The virus that causes COVID-19.
This undated electron microscope image made available by the U.S. National Institutes of Health in February 2020 shows the virus that causes COVID-19. The omicron variant of the coronavirus has worried experts because of its dozens of different mutations. But there’s something else to consider — the mutations might not work together, according to experts.
NIAID-RML via Associated Press

The omicron variant of the coronavirus has worried experts because of its dozens of different mutations. But there’s something else to consider — the mutations might not work together, according to experts.

Per The New York Times, experts have said that the virus becomes worse when the mutations work together. But in some cases, mutations might cancel each other out, making the variant less scary.

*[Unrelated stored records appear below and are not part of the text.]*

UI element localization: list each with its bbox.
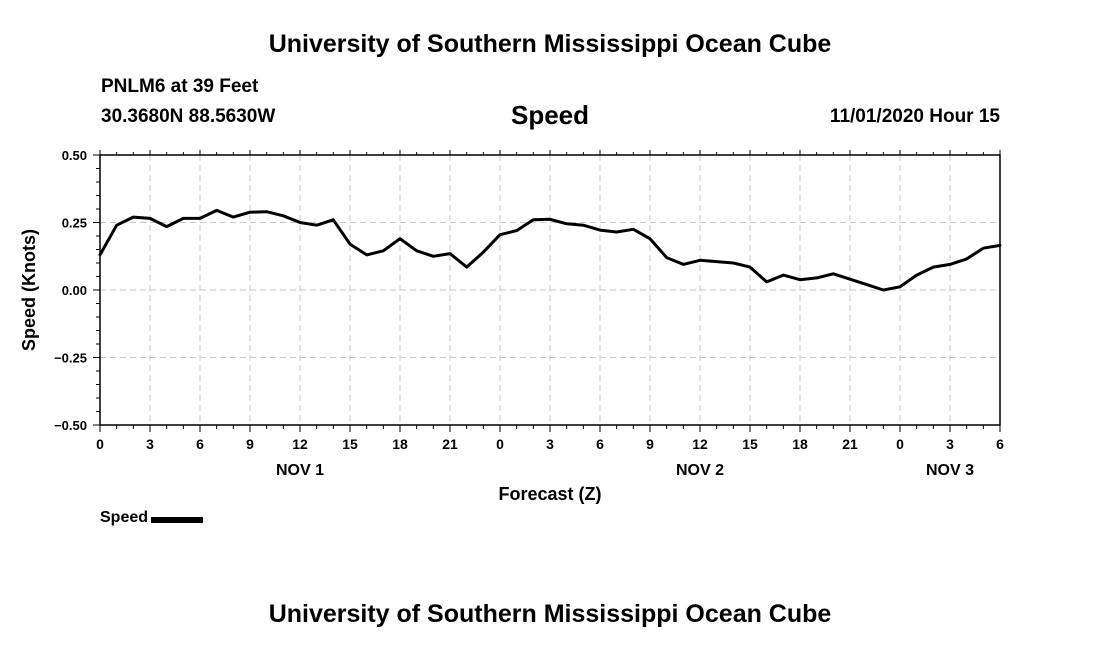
datetime-label: 11/01/2020 Hour 15: [829, 106, 1000, 127]
x-tick-label: 18: [392, 436, 408, 452]
footer-title: University of Southern Mississippi Ocean…: [268, 600, 832, 628]
x-tick-label: 15: [742, 436, 758, 452]
x-tick-label: 3: [946, 436, 954, 452]
x-tick-label: 3: [146, 436, 154, 452]
x-tick-label: 3: [546, 436, 554, 452]
y-tick-label: −0.25: [54, 351, 87, 366]
coordinates-label: 30.3680N 88.5630W: [101, 106, 276, 127]
y-tick-label: 0.25: [62, 216, 87, 231]
y-tick-label: 0.50: [62, 148, 87, 163]
y-tick-label: −0.50: [54, 418, 87, 433]
header-title: University of Southern Mississippi Ocean…: [268, 30, 832, 58]
x-tick-label: 12: [692, 436, 708, 452]
x-tick-label: 6: [996, 436, 1004, 452]
x-tick-label: 9: [646, 436, 654, 452]
chart-title: Speed: [510, 100, 590, 130]
legend-line-swatch: [151, 516, 204, 523]
day-label: NOV 2: [676, 462, 724, 479]
x-tick-label: 12: [292, 436, 308, 452]
y-tick-label: 0.00: [62, 283, 87, 298]
station-label: PNLM6 at 39 Feet: [101, 76, 259, 97]
x-axis-label: Forecast (Z): [498, 484, 601, 504]
x-tick-label: 15: [342, 436, 358, 452]
legend: Speed: [100, 509, 204, 527]
y-axis-label: Speed (Knots): [19, 229, 39, 351]
day-label: NOV 3: [926, 462, 974, 479]
x-tick-label: 21: [442, 436, 458, 452]
legend-label: Speed: [100, 509, 149, 526]
x-tick-label: 9: [246, 436, 254, 452]
x-tick-label: 21: [842, 436, 858, 452]
x-tick-label: 6: [196, 436, 204, 452]
x-tick-label: 18: [792, 436, 808, 452]
day-label: NOV 1: [276, 462, 324, 479]
series-line-speed: [98, 208, 1002, 292]
x-tick-label: 0: [96, 436, 104, 452]
x-tick-label: 6: [596, 436, 604, 452]
x-tick-label: 0: [496, 436, 504, 452]
x-tick-label: 0: [896, 436, 904, 452]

  • “In principle, mutations can also work against each other,” Jesse Bloom, an evolutionary biologist at the Fred Hutchinson Cancer Research Center in Seattle, told The New York Times. “However, in this case, evolutionary selection is more likely to lead to the spread of a new variant with favorable than unfavorable combinations of mutations.”

Bloom told The New York Times the omicron variant has a number of mutations that make it easier for the virus to bind to human cells.

  • “But acting together, they might have a somewhat different effect,” he said.

Experts said that the mutations might be worrying because they might make the virus more transmissible. A virus that can spread fast — regardless if it can evade COVID-19 vaccines — can be truly damaging toward a population, Dr. Amesh Adalja, an infectious disease doctor at the Johns Hopkins Center for Health Security, told NBC News.

  • “I don’t think we know anything about the virulence. What we’re worried more about is the transmissibility and the immune-evasion capabilities,” he said.
  • “It may be that breakthrough infections or reinfections become more common with this, but it’s probably unlikely that you see severe breakthrough infections become common in healthy people,” he said.

Indeed, a recent study by Harvard University found that any potential new coronavirus variant that spreads quickly can be worse than variants that evade coronavirus vaccines because it can spread to more people, mutate and catch up to the antibodies that will stop it.